Bristol Children's Hospital has a long history of Royal support and we are delighted that many Royal visits celebrated our fundraising achievements to support sick children from all over the South West and beyond.
The Hospital is first granted Royal status by Queen Victoria in 1897.
In 1910 King George V and Queen Mary consent to become the very first Royal Patrons of the Hospital, which is afterwards known as ‘The Bristol Royal Hospital for Sick Children and Women’ until the 1940s.
During the Second World War the Hospital is visited by its Royal Patron Queen Mary, wife of King George V, who meets the patients and staff. The Hospital windows are blacked out to hide light from the windows and protect it from being a target for enemy air raids, but in December 1940 is finally hit by a bomb – all children and staff are safely evacuated with no casualties.
The Queen Mother visits Bristol Children’s Hospital to celebrate its 100th anniversary. As part of the festivities she opens a new building housing Out-Patients, Casualty, X-Ray, and Pathology Departments – the first major extension of the Hospital for 80 years, and much-delayed due to the Second World War, when the Hospital was badly damaged during an air raid.
Diana, Princess of Wales, opens a new Intensive Care Unit at Bristol Children’s Hospital. Over 2,000 people gather outside the Hospital to see the Princess, and inside she meets patients, staff, and children from local schools who have fundraised for the Hospital, including patient cot mobile of coloured shapes, made by patient Katie Harris, aged 6, for Prince William, and also receives a teddy bear for the royal nursery.

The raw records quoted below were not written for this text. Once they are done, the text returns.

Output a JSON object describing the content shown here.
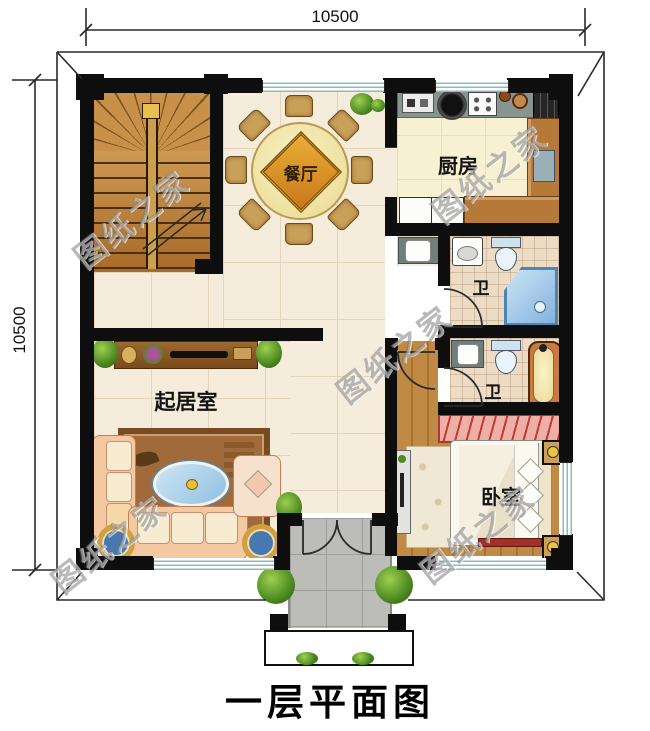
{
  "plan": {
    "title": "一层平面图",
    "dimensions": {
      "top": "10500",
      "left": "10500"
    },
    "watermark_text": "图纸之家",
    "rooms": {
      "dining": "餐厅",
      "kitchen": "厨房",
      "bath_upper": "卫",
      "bath_lower": "卫",
      "living": "起居室",
      "bedroom": "卧室"
    },
    "palette": {
      "wall": "#0e0e0e",
      "tile_floor": "#f6ecdb",
      "kitchen_floor": "#f8f0d3",
      "bath_floor": "#ecdcc5",
      "wood_floor": "#c08a45",
      "stair_wood": "#c8913f",
      "porch_tile": "#bcbcb8",
      "window_stripe": "#8fb9bf",
      "shower_blue": "#8ec3e8",
      "wardrobe_pink": "#eeb0a6",
      "table_cream": "#f4ebb4",
      "diamond_orange": "#dd9a26",
      "sofa_peach": "#f2c9a0",
      "rug_brown": "#a06a3a"
    },
    "icons": {
      "plant": "green radial circle",
      "bush": "green radial circle",
      "stool": "concentric mandala circle",
      "stair-arrow": "up-direction arrow line"
    }
  }
}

The Duchess of Kent opens a new Bone Marrow Transplant Unit at Bristol Children’s Hospital, one of the first in the country. The Unit features four high-dependency isolation cubicles equipped with specialist air filters and televisions to keep children entertained.

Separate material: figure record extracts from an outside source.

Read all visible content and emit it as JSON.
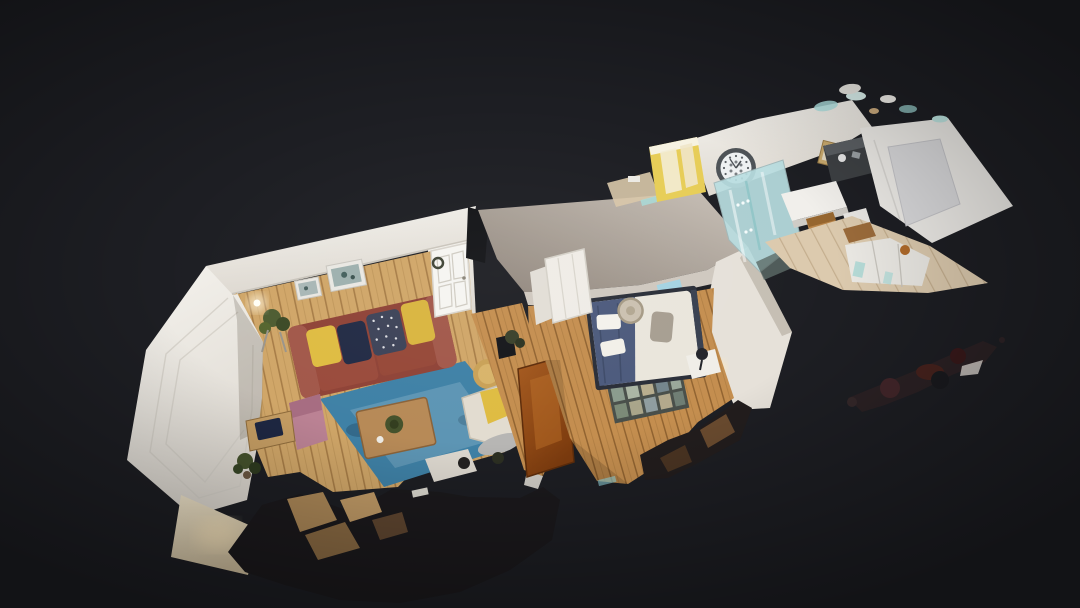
{
  "view": {
    "mode": "dollhouse",
    "description": "Overhead 3D dollhouse scan of a one-bedroom flat floating on a dark background"
  },
  "rooms": [
    {
      "id": "living-room",
      "label": "Living room",
      "contents": [
        "bay window",
        "red leather sofa",
        "yellow and navy cushions",
        "blue rug",
        "wooden coffee table",
        "cream armchair",
        "pink chair",
        "desk with laptop",
        "potted plants",
        "framed botanical prints",
        "white panelled door",
        "sideboard"
      ]
    },
    {
      "id": "hallway",
      "label": "Hallway",
      "contents": [
        "open stained wooden door",
        "small plant"
      ]
    },
    {
      "id": "bedroom",
      "label": "Bedroom",
      "contents": [
        "double bed with navy throw",
        "white pillows",
        "woven hat on bed",
        "tiled hearth",
        "open wardrobe doors",
        "bedside table with lamp",
        "window"
      ]
    },
    {
      "id": "kitchen-bathroom",
      "label": "Kitchen and bathroom",
      "contents": [
        "wall clock",
        "yellow cabinet",
        "glass shower screen",
        "kitchen table",
        "wooden chair",
        "dark appliances",
        "fridge panels",
        "cabinet fronts",
        "small picture frame"
      ]
    }
  ],
  "artifacts": [
    "floating scan debris on the right",
    "ragged scan cut along bottom edge",
    "cyan fringe artifacts on wall tops",
    "warm lamp glows"
  ],
  "colors": {
    "background": "#1d1e23",
    "wall_white": "#f0ede7",
    "wall_shadow": "#d8d3cb",
    "wall_taupe": "#b0a59b",
    "wall_taupe_lit": "#cfc8bf",
    "wall_cream_glow": "#ecdfc2",
    "floor_living": "#d0a668",
    "floor_bedroom": "#c48e4f",
    "floor_kitchen": "#dccaae",
    "rug": "#3f81a6",
    "sofa": "#8f4337",
    "sofa_arm": "#a2584a",
    "cushion_yellow": "#dfbc42",
    "cushion_navy": "#222b45",
    "cushion_pattern": "#3d4358",
    "table_wood": "#b78a57",
    "stool": "#c9a157",
    "armchair": "#e2dcd0",
    "chair_pink": "#bb8294",
    "desk_wood": "#c59d63",
    "laptop_navy": "#1e2742",
    "plant_green": "#45522c",
    "bed_frame": "#2a2e38",
    "bed_duvet": "#eae6dc",
    "bed_throw": "#4c5a7c",
    "pillow_white": "#f4f2ec",
    "cushion_gray": "#a79e91",
    "hat_straw": "#cbc1b0",
    "door_orange": "#9c5117",
    "wardrobe_white": "#efece6",
    "glass_aqua": "#b9dee1",
    "cabinet_yellow": "#e7cd57",
    "clock_ring": "#4e5357",
    "clock_face": "#eef1f2",
    "appliance_dark": "#3d4043",
    "fridge_panel": "#d9d9db",
    "kitchen_table_white": "#f1efeb",
    "chair_wood": "#b9854a",
    "debris_dark": "#1b191c",
    "debris_maroon": "#47221d",
    "glow_warm": "#ffe9bd",
    "fringe_cyan": "#a8dcda",
    "window_cyan": "#9fd4e6"
  }
}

After the Duchess’s visit, The Palace writes "Her Royal Highness was especially pleased to have partaken in the official opening of the new Bone Marrow Transplant Unit and to have seen for herself the happy atmosphere created between the children and the hospital staff in the new wing."
The Prince of Wales visits Bristol to view the plans for the new Bristol Children’s Hospital on Upper Maudlin Street and endorses The Grand Appeal by inviting donors, guests and staff to visit Highgrove for a special reception, including a tour of the gardens.
The Prince of Wales performs the opening ceremony for the new state-of-the-art Bristol Children’s Hospital on Upper Maudlin Street and meets patients in the Cardiac Unit, Surgical Unit and the Play Centre.
The building is the very first purpose-built children’s hospital in the South West, and the first to open in the UK for 50 years, with The Grand Appeal funding £12million towards its £30million cost.
The Princess Royal visits the Hospital to open a dedicated paediatric MRI scanner funded by The Grand Appeal at a cost of £1.3 million: the first of its kind in the UK. The scanning suite is specifically decorated with children in mind, with a fun sea theme to help young patients stay relaxed.
The Grand Appeal celebrates raising £1 million through its Cots for Tots Appeal, and Her Royal Highness Sophie, Countess of Wessex GCVO visits Bristol to open the new Cots for Tots Intensive Care Unit at St Michael’s Hospital.
She also opens Cots for Tots House, a 12-bedroom House providing free family accommodation for the parents of critically ill babies in the Intensive Care Unit.
The Grand Appeal hosts Shaun in the City, an arts trail of two cities across London and Bristol, featuring 120 individually designed Shaun the Sheep sculptures to raise money for Bristol Children's Hospital. Prince William pictured, decorates a Shaun in the City sculpture in China.